ISPadmin
July, 2001
Usenet News
Introduction
In this installment, I look at many die hard Internet user's favorite application
and every service provider's headache, news. Usenet news is defined by RFC977
(NNTP proposed standard) and RFC1036 (Usenet message standard).
The problem of news is a difficult one for a service provider, due to the
following attributes:
Very high volume of both posts and news data itself
Very high (exponential?) rate of increase in both number of posts and MB
of data year over year
High number of end users
The distributed distribution model implemented by NNTP, making reliability
and "correctness" (i.e. posts containing all of the data they are supposed
to) problematic
Infrastructure costs, including bandwidth and disk space
Personnel costs to monitor spam, illegal articles originating on their network,
as well as manage the news infrastructure itself
Legal problems associated with spam and illegal pornography and warez
Small Provider Infrastructure
A small provider (and most enterprises who offer news to their employees
for that matter) will likely utilize a single machine for news. This single
machine performs all three functions typically required in a news infrastructure:
inbound news relay, outbound news relay, and serving news to clients.
Figure 1
Figure 1 contains a diagram of how a small provider might set up their news
infrastructure. The center box labeled "news server" handles all three basic
news functions: inbound news relay, outbound news relay and client news readers.
The inbound articles come into the machine from the various sources of news
(peers, commercial providers, upstream ISP(s), etc.).
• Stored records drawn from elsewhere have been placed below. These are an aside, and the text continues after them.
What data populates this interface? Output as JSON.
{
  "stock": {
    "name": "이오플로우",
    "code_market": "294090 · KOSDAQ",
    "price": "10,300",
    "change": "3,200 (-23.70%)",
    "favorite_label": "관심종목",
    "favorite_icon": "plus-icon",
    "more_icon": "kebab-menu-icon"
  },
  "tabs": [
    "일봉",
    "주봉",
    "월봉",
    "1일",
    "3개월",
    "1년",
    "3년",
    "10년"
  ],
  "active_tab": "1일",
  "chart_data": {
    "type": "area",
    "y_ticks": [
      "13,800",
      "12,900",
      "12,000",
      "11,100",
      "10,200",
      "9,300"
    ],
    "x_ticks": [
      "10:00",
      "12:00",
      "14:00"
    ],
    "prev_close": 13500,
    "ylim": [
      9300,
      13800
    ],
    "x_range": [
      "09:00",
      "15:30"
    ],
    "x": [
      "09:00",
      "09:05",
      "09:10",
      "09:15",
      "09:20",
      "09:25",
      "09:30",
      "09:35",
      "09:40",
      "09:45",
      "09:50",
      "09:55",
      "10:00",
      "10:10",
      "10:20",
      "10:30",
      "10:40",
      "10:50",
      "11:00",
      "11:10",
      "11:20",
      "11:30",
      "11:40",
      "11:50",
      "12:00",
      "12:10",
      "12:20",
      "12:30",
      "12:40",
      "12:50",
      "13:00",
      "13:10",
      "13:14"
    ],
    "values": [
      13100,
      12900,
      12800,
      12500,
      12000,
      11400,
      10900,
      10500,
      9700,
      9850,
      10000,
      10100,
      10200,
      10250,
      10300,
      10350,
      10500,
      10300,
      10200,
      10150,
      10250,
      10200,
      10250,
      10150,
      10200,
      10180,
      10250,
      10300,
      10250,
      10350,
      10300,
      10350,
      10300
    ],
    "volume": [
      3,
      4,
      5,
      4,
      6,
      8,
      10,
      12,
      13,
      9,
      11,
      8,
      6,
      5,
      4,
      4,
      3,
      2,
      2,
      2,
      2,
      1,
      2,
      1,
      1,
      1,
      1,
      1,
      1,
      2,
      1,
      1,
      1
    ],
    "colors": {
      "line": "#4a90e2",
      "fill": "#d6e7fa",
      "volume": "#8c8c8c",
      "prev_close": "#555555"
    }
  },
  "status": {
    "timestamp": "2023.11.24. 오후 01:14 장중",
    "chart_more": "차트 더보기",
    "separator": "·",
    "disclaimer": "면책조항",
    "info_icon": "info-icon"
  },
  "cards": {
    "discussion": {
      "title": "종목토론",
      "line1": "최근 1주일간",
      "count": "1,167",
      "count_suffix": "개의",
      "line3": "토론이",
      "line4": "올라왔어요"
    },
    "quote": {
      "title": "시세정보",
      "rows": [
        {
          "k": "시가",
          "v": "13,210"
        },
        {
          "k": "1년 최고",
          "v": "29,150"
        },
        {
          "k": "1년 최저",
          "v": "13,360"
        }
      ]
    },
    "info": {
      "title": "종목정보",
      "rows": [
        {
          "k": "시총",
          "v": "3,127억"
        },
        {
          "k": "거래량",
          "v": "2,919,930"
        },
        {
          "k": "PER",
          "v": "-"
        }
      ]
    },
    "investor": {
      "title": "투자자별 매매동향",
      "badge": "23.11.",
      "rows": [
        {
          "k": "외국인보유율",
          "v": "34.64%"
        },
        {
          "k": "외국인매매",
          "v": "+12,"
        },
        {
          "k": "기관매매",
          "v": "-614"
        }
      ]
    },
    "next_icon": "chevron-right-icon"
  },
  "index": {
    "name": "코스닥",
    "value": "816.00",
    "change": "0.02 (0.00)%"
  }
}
The outbound articles
leave the server though the outbound news connection(s) (usually the sources
as the inbound news streams). All of the customers who want news point their
news clients to this same machine.
It is very likely that a small provider is not going to want to deal with
the hassles of news and will outsource news to a provider like Critical Path
(formerly Supernews/RemarQ). (The References section contains a pointer to
a listing of news providers at the Open Directory project home page.) While
some larger providers do utilize commercial news services providers, it is
usually more cost effective for a big provider to setup their own news infrastructure.
Large Provider Infrastructure
A large provider is likely to deploy separate machines (or groups of machines)
for each function: inbound news relay, outbound news relay and client news
serving. Of course, functions can be combined; for example, inbound and outbound
news relay can be the same machine if the inbound and outbound news volume
isn't too high.
Figure 2
Figure 2 outlines how a larger provider might setup their inbound news infrastructure.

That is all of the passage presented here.